Kamprad’s journey to world furniture domination was punctuated by problems. He liked to say, self-deprecatingly, that “no one has had as many fiascos as I have”.

These included boycotts, accusations of Nazism, tax avoidance, plagiarism, and alcoholism.

Yet, those who worked closely with him have suggested he found it painful if things seemed to be going too well — that the struggle and the solution were all part of the same continuum.

You can perhaps take the farmer’s son out of Smaland, but in Kamprad’s case you can’t take Smaland — a harsh, agricultural and punishing region — out of the boy.

Born to Feodor Kamprad, a German immigrant, and Berta on the farm, Elmtaryd, Ingvar kicked off his first business venture — selling matches, bought in bulk in Stockholm, to the villagers — at the age of five. By the time he was 11, he was making enough money from selling seeds to buy himself a racing bike and a typewriter.

In 1943, the first incarnation of Ikea appeared, a mail-order business selling pencils, postcards, and other merchandise. Many farmers in Smaland made furniture as a sideline, and Kamprad soon added these products to his stock.

Sweden was undergoing dramatic and rapid modernisation. During the 1950s, 50,000 farms closed, and between 1946 and 1966, one million flats were built to house those leaving the land.

By 1951, he had made his first million krona.

In 1952, the first flat-pack item, a table called Max, was produced to service those moves. The idea was that if the customer did some of the work, the customer paid less of the price.

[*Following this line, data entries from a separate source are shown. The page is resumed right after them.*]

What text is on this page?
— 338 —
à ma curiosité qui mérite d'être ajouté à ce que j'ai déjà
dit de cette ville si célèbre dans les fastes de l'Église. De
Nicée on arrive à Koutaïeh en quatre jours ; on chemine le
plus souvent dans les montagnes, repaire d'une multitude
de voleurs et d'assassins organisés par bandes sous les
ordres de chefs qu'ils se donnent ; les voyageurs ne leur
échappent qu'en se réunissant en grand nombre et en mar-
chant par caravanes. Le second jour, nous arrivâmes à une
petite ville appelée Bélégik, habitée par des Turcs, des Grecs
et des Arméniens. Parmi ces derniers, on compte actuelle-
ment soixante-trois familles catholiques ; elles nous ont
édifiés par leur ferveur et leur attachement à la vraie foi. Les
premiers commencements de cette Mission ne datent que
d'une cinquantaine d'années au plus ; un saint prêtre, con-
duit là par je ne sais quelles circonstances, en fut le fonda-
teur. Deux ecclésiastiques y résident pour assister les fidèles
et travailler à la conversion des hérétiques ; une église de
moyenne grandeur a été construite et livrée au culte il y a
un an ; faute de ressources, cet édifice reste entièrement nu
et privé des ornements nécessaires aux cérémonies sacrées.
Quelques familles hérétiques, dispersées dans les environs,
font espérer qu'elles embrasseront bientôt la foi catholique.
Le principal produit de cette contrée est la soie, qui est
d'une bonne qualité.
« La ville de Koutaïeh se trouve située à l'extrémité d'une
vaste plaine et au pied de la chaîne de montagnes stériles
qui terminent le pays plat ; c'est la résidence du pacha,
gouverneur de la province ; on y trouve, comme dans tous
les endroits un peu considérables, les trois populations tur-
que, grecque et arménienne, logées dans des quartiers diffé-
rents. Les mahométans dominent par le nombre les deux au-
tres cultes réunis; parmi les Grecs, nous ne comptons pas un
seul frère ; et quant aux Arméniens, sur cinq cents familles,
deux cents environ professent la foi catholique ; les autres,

In 1971, when Ikea’s flagship store at Kungens Kurva in Stockholm reopened after being gutted by fire, self-service was introduced. The idea remains strong in Ikea’s culture that the customer’s blood, sweat and tears is repaid in savings — something of a Lutheran consumer model.

Eventually he took his production to Poland (and later all over the world), where costs were low, and it was there that his problem with alcohol began. Kamprad dealt with his excessive drinking by drying out for three weeks at a time once a year. In 2014, he claimed his drinking was under control.

When, in 1994, he was faced with charges in the press about his Nazi past, he sent a handwritten fax to all his staff members headed ‘Could not stop the tears’, and recounting his shame.

He denied any direct memories of being a fully paid-up Nazi party member, though it has been said Nazi sympathies were encouraged by his German grandmother, Franziska.

But he could never escape from the reality that he had been very close to Per Engdahl, the Swedish fascist leader, for many years and had even invited him to his second wedding, to Margaretha Stennert, a teacher, in 1963.

Speaking about his first marriage to a secretary, Kerstin Wadling, with whom he adopted a daughter, Annika Kihlbom, and which collapsed in 1960, he said years later: “The whole matter pains me and still hurts. I considered myself a real [expletive].”

Personally, I think we all have that within us. It takes a lot to keep all of the screws tightened all of the time.